6
outubro
às 10:06

post adriana araújo A luz da minha vida

O dia 6 de outubro é mais importante que qualquer outro na minha vida.

Não, não faço aniversário hoje. O meu aniversário já foi o dia mais importante até eu completar 25 anos. Depois daquele ano outra pessoa se tornou o centro das minhas atenções.

A partir do 6 de outubro de 97 uma pessoinha que nasceu bem pequena, calminha... passou a depender de mim pra viver e isso mudou tudo. As mães sabem do que eu estou falando. Uma revolução impossível de ser completamente descrita em palavras se passa na vida da gente. Entre choros, mamadas, fraldas e papinhas, você vai aprendendo seu novo papel meio atabalhoadamente. Tem nas mãos uma vida pra cuidar. Parece tudo muito complicado no começo mas, de repente, vinda de algum lugar secreto dentro de você, surge uma inspiração ou seria a tal intuição? E você, quase como milagre, passa a entender aquela criaturinha. Sabe o motivo do choro, o desejo do momento, o jeito certo de acalmar a cólica ou como atrair o sono. Começa ali uma comunicação que transcende as palavras. Um amor incondicional. As criaturinhas que dependem de nós pra viver nos pregam uma baita surpresa e, descobrimos em questão de horas, dias... que nós é que precisamos delas pra seguir vivendo.

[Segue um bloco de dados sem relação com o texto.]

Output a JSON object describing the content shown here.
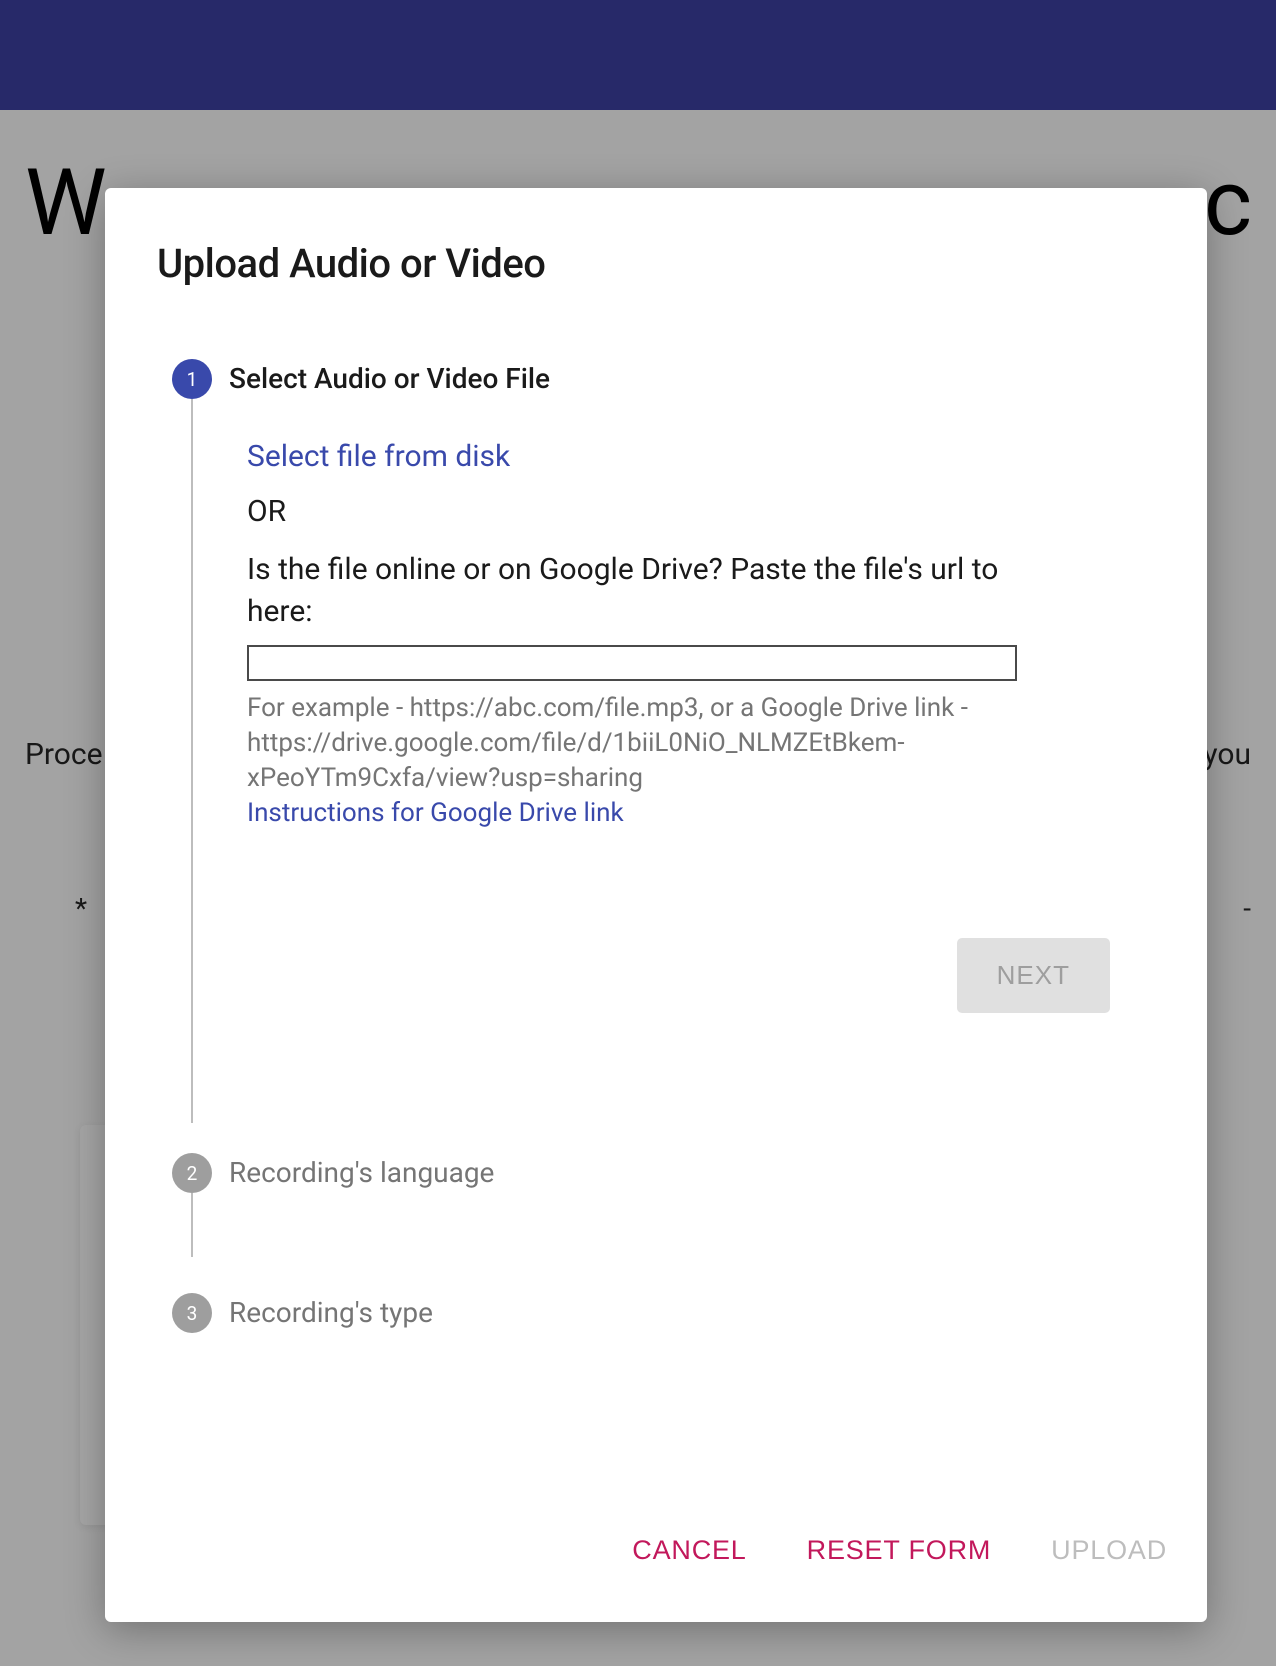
{
  "background": {
    "heading_left": "W",
    "heading_right": "c",
    "text1_left": "Proce",
    "text1_right": "you",
    "text2_left": "*",
    "text2_right": "-"
  },
  "dialog": {
    "title": "Upload Audio or Video",
    "steps": {
      "step1": {
        "number": "1",
        "label": "Select Audio or Video File",
        "select_file_link": "Select file from disk",
        "or_text": "OR",
        "paste_label": "Is the file online or on Google Drive? Paste the file's url to here:",
        "url_value": "",
        "example_text": "For example - https://abc.com/file.mp3, or a Google Drive link - https://drive.google.com/file/d/1biiL0NiO_NLMZEtBkem-xPeoYTm9Cxfa/view?usp=sharing",
        "drive_instructions_link": "Instructions for Google Drive link",
        "next_button": "NEXT"
      },
      "step2": {
        "number": "2",
        "label": "Recording's language"
      },
      "step3": {
        "number": "3",
        "label": "Recording's type"
      }
    },
    "actions": {
      "cancel": "CANCEL",
      "reset": "RESET FORM",
      "upload": "UPLOAD"
    }
  }
}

Nós é que perderíamos o rumo, o chão e o riso se não tivermos a certeza do bem estar dos nossos filhos. Passamos a ter certeza que ensinamos muito, mas aprendemos muito mais. Amamos muito, mas recebemos muito mais. Pois a minha criaturinha já não depende tanto assim de mim. Já se vira sozinha por aí, sabe fazer panquecas, risotos, cupcakes, estuda sozinha, entende mais, muito mais de computadores do que eu, é capaz de viajar sozinha pra outro país, ri do meu inglês sotaquento e fala que vai ser médica daqui a alguns anos.

O ser frágil que cabia nas minhas mãos está cheio de ideias, opiniões, vontades, curiosidades. O coração de mãe treme, vai começar outra revolução, agora sem papinhas ou fraldas. A ficha cai e você entende que está prestes a se tornar mãe de um adulto. E se prepara como pode para uma nova aventura.

Hoje a minha filha completa 14 anos. E pela primeira vez, em 14 anos, não estou do lado dela pra dar o abraço de aniversário. Com o trabalho no Pan de Guadalajara, nossa comemoração particular vai ficar para o final de outubro. Isso me tirou o sono, despertei no meio da madrugada pensando nela e acabei aqui, diante do computador, escrevendo esse post. Uma pequena homenagem pra quem me deu tanto.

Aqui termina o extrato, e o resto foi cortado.